Marketing managers around the world have been using the “marketing mix” for years. The term was coined in 1949 by Neil Borden, professor of advertising. Simply put, the marketing mix is a tool used by companies and sellers to help determine the offering of a product or brand. The 4 Ps have been associated with the marketing mix since their creation by E.
Jerome McCarthy in 1960 (you can already see why it may have been necessary to update the theory). In the long term, all four variables of the mix can be changed, but in the short term it is difficult to modify the product or the distribution channel. Professional Academy's Marketing Theories Explained is a series of videos that explain marketing models in more detail. A good salesman will learn to adapt theory to adapt it not only to modern times, but also to his individual business model.
This led Booms & Bitner to create the Extended Marketing Mix in 1981, which added three new elements at the beginning of the 4 P. While before there were 4 Ps to explain the mix, today it is more commonly accepted that a more developed 7 P's add an additional layer of much needed depth to the marketing mix, and some theorists go even further. The variables of the process or method included advertising, promotion, sales promotion, personal selling, advertising, distribution channels, market research, strategy formation, and the development of new products. According to Borden, when creating a marketing program that fits the needs of his company, the chief marketing officer must weigh behavioral forces and then juggle the marketing elements in his mix, without losing sight of the resources he has to work with.

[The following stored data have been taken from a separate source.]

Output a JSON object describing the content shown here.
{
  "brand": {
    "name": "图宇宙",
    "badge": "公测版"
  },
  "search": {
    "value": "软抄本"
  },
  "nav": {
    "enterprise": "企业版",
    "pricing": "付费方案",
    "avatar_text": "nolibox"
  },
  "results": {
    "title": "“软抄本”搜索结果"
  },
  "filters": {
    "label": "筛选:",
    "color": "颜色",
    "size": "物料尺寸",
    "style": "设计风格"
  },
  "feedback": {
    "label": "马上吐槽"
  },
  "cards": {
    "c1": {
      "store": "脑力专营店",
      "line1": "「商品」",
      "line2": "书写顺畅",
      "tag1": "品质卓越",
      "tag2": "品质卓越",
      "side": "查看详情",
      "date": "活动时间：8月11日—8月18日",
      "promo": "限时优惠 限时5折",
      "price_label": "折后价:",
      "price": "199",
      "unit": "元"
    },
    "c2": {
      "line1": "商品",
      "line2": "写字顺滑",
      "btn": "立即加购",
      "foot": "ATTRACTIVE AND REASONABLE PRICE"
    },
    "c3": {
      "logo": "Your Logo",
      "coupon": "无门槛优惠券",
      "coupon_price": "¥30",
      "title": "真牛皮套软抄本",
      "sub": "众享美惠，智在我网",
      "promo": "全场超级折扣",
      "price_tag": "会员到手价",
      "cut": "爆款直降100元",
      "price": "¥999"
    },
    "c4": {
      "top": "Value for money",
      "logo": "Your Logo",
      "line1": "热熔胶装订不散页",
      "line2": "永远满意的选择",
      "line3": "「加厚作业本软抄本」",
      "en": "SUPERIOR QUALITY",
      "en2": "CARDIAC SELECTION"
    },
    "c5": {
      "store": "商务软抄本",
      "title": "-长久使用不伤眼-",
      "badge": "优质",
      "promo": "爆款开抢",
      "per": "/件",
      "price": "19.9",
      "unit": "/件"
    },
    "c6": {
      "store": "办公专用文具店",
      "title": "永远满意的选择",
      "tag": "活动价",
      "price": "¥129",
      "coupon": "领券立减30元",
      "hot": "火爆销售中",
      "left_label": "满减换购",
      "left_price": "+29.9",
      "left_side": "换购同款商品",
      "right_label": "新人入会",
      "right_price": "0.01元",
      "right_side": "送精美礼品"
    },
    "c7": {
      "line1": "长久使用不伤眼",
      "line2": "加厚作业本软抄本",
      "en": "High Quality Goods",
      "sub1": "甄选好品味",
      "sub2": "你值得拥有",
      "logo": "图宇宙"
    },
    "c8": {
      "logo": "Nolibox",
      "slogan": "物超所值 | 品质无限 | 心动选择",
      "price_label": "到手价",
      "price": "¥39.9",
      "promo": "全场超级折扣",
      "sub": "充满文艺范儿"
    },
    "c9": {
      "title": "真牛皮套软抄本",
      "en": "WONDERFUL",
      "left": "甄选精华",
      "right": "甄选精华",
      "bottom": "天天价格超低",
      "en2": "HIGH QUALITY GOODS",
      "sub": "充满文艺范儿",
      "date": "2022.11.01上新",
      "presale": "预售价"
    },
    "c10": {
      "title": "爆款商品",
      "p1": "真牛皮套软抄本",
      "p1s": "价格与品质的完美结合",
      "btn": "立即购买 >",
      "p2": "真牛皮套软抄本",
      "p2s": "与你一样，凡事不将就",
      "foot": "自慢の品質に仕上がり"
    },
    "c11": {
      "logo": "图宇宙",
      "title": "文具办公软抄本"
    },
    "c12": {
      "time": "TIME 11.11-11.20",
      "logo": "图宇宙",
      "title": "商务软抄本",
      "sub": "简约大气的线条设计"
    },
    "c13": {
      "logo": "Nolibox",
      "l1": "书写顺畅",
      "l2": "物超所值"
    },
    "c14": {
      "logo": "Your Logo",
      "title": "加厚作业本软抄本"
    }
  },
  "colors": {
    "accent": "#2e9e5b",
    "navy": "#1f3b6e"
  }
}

This now allowed the expanded marketing mix to include products that are services and not just physical products. Even after 31 years (or 54 in the case of the original Ps), the marketing mix is still very applicable to a salesperson's daily work. For more detailed information on the marketing mix, you can download this free CIM guide to marketing and the 7 P. Marketing is an ever-evolving discipline, and as such, it can cause companies to lag far behind the competition if they remain immobile for too long.

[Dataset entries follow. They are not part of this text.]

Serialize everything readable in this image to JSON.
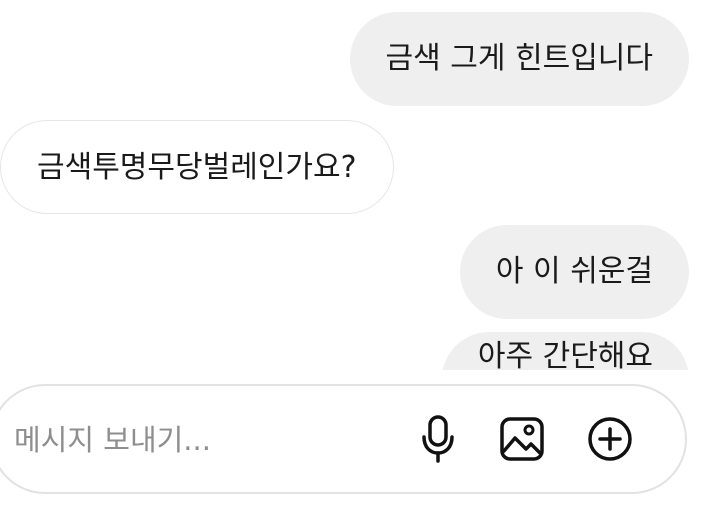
{
  "conversation": {
    "messages": [
      {
        "direction": "sent",
        "text": "금색 그게 힌트입니다"
      },
      {
        "direction": "received",
        "text": "금색투명무당벌레인가요?"
      },
      {
        "direction": "sent",
        "text": "아 이 쉬운걸"
      },
      {
        "direction": "sent",
        "text": "아주 간단해요"
      }
    ]
  },
  "composer": {
    "placeholder": "메시지 보내기...",
    "value": "",
    "icons": [
      "microphone-icon",
      "image-icon",
      "add-circle-icon"
    ]
  },
  "colors": {
    "sent_bubble": "#efefef",
    "received_bubble": "#ffffff",
    "text": "#1a1a1a",
    "placeholder": "#8e8e8e"
  }
}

Watch the Marketing Mix recording to see CIM professor, professional academic trainer and marketing expert Peter Sumpton talk about the model and how it can be used in practice. This makes them key knowledge for any marketer, which can be used in conjunction with other marketing theories, such as SWOT analysis, PESTEL theory, the Boston Consulting Group matrix and stakeholder mapping. They added people to the list of existing variables to recognize the importance of the human element in all aspects of marketing.